木葡糖酸醋杆菌的适应性实验室进化及其对木质纤维素生物质衍生抑制剂的遗传变异。

Adaptive laboratory evolution of Rhodosporidium toruloides to inhibitors derived from lignocellulosic biomass and genetic variations behind evolution.

机构信息

Novo Nordisk Foundation Center for Biosustainability, Technical University of Denmark, Kemitorvet, Building 220, 2800 Kongens Lyngby, Denmark.

Novo Nordisk Foundation Center for Biosustainability, Technical University of Denmark, Kemitorvet, Building 220, 2800 Kongens Lyngby, Denmark; Department of Bioengineering, University of California, San Diego, 9500 Gilman Drive, La Jolla, CA 92093-0412, USA.

出版信息

Bioresour Technol. 2021 Aug;333:125171. doi: 10.1016/j.biortech.2021.125171. Epub 2021 Apr 20.

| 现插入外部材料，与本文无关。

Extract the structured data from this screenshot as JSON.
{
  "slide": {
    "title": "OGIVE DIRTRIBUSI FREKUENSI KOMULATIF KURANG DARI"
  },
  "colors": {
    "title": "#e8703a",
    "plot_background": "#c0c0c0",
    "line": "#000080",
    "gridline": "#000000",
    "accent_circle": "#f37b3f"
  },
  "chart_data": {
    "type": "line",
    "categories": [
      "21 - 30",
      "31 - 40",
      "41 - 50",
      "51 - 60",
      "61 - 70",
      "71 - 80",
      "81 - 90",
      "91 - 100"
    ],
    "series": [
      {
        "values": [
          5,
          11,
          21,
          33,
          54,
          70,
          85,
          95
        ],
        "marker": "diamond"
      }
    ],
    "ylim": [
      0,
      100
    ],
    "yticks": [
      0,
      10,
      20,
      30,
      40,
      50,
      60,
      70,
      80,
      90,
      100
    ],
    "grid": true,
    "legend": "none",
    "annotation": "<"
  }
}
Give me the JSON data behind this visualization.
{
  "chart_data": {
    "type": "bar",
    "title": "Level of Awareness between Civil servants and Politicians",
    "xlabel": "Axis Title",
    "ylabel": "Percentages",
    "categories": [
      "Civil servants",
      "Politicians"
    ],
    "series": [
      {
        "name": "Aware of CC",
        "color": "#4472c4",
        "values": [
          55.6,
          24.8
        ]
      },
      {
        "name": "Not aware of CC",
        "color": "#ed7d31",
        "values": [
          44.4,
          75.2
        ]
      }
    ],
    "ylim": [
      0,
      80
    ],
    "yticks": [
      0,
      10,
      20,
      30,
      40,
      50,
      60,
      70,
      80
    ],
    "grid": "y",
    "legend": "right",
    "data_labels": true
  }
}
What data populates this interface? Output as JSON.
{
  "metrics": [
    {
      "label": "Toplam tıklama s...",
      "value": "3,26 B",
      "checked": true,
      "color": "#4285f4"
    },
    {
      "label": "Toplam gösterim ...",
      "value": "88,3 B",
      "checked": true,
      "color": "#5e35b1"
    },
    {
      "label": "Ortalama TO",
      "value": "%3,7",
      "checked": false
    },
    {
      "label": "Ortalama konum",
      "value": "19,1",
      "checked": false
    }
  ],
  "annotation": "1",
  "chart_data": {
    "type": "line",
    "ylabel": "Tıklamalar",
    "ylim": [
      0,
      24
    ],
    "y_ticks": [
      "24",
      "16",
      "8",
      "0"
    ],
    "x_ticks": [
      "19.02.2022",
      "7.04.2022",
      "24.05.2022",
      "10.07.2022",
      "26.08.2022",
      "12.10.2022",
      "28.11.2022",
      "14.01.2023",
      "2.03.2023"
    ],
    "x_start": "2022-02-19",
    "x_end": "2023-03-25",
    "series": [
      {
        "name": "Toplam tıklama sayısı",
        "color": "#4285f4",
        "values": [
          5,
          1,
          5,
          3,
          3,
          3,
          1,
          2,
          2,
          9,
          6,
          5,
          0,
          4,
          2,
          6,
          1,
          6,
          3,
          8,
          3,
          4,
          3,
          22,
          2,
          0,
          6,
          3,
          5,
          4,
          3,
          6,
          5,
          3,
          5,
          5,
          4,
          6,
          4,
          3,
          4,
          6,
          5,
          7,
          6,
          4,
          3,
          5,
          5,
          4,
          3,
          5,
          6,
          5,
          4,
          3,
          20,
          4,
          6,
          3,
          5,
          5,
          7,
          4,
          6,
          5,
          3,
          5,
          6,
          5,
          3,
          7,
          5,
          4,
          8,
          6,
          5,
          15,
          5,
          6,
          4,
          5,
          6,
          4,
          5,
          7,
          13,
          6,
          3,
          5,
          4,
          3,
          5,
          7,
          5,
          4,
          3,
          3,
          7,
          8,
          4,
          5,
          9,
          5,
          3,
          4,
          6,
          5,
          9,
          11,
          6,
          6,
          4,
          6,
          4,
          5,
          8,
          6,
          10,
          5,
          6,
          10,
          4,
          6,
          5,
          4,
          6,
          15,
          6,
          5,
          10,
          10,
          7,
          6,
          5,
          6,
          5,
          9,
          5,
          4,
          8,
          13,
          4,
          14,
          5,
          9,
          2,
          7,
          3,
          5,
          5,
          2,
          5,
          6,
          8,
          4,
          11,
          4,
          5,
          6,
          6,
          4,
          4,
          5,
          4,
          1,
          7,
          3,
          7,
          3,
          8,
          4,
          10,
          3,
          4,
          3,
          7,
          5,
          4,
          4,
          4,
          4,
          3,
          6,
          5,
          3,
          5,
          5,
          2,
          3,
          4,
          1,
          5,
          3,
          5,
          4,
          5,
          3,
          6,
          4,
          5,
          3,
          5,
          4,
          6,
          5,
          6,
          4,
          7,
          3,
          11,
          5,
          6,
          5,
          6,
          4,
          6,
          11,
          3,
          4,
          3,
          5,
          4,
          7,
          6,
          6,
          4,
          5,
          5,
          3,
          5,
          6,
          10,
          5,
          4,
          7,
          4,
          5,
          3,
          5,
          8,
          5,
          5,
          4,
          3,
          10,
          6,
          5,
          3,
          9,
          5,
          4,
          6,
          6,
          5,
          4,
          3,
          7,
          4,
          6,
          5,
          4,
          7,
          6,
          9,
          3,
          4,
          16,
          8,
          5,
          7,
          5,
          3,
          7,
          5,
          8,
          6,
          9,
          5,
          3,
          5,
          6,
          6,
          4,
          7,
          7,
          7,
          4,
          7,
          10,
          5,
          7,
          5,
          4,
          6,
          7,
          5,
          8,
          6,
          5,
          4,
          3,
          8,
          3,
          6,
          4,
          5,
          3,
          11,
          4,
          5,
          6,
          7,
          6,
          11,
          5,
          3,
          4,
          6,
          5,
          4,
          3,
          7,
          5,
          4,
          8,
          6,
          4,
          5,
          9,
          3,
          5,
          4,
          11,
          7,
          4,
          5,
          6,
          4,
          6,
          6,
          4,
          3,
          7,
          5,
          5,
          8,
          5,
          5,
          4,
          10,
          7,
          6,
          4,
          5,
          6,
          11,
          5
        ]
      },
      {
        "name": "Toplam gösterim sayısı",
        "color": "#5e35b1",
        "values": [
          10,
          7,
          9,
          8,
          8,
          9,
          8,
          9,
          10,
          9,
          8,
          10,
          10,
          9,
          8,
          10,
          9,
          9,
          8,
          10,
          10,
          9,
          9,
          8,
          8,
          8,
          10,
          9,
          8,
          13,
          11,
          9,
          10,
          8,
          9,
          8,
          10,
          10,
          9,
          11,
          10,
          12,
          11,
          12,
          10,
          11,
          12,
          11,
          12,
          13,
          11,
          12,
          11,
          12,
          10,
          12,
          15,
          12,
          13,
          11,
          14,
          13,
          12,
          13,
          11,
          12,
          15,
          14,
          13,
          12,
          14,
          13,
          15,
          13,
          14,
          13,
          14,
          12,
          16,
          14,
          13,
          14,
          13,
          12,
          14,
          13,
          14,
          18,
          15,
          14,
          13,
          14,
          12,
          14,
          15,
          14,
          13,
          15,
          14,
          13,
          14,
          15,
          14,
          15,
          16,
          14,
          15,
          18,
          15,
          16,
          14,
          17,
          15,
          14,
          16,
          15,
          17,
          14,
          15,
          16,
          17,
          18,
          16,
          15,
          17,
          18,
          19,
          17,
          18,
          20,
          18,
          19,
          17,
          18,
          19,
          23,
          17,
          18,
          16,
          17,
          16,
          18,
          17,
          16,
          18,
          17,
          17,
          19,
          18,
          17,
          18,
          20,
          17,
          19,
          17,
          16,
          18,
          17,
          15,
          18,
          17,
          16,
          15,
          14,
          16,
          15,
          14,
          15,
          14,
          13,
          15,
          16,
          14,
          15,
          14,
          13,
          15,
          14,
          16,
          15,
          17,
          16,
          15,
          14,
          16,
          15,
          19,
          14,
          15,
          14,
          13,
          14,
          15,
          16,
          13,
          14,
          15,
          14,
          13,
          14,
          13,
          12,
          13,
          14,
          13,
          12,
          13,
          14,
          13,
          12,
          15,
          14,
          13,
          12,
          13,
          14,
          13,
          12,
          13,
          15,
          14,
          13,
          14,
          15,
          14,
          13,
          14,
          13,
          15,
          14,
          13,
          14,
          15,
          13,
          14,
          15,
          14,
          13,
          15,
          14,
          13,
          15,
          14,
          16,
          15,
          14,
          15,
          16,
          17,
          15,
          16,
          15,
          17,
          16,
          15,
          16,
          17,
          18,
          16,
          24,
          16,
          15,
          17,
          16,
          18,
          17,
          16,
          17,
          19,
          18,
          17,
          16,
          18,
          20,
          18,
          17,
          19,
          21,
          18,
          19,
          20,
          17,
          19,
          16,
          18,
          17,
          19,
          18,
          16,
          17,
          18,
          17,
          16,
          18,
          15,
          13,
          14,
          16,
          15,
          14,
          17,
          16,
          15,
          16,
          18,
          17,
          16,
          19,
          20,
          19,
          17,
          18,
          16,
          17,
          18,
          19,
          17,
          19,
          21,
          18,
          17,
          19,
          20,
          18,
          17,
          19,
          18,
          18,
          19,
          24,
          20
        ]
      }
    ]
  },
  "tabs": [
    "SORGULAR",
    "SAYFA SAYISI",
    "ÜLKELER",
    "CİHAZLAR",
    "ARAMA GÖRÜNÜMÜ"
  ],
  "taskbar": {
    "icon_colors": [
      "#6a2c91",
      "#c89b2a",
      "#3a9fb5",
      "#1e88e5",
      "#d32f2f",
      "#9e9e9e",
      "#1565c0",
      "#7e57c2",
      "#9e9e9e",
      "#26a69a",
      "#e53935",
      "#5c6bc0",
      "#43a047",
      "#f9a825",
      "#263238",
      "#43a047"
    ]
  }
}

DOI:10.1016/j.biortech.2021.125171

PMID:33894448

Abstract

Using lignocellulosic biomass hydrolysate for the production of microbial lipids and carotenoids is still a challenge due to the poor tolerance of oleaginous yeasts to the inhibitors generated during biomass pretreatment. In this study, a strategy of adaptive laboratory evolution in hydrolysate-based medium was developed to improve the tolerance of Rhodosporidium toruloides to inhibitors present in biomass hydrolysate. The evolved strains presented better performance to grow in hydrolysate medium, with a significant reduction in their lag phases, and improved ability to accumulate lipids and produce carotenoids when compared to the wild-type starting strain. In the best cases, the lag phase was reduced by 72 h and resulted in lipid accumulation of 27.89 ± 0.80% (dry cell weight) and carotenoid production of 14.09 ± 0.12 mg/g (dry cell weight). Whole genome sequencing analysis indicated that the wild-type strain naturally contained tolerance-related genes, which provided a background that allowed the strain to evolve in biomass-derived inhibitors.

摘要

利用木质纤维素生物质水解物生产微生物油脂和类胡萝卜素仍然是一个挑战，因为产油酵母对生物质预处理过程中产生的抑制剂的耐受性较差。本研究开发了一种在基于水解物的培养基中进行适应性实验室进化的策略，以提高粘红酵母对生物质水解物中存在的抑制剂的耐受性。与野生型起始菌株相比，进化后的菌株在水解物培养基中生长的性能更好，其迟滞期显著缩短，积累油脂和产生类胡萝卜素的能力也得到了提高。在最佳情况下，迟滞期缩短了 72 小时，导致脂质积累达到 27.89±0.80%（干细胞重量），类胡萝卜素产量达到 14.09±0.12mg/g（干细胞重量）。全基因组测序分析表明，野生型菌株天然含有与耐受性相关的基因，这为菌株在生物质衍生抑制剂中进化提供了背景。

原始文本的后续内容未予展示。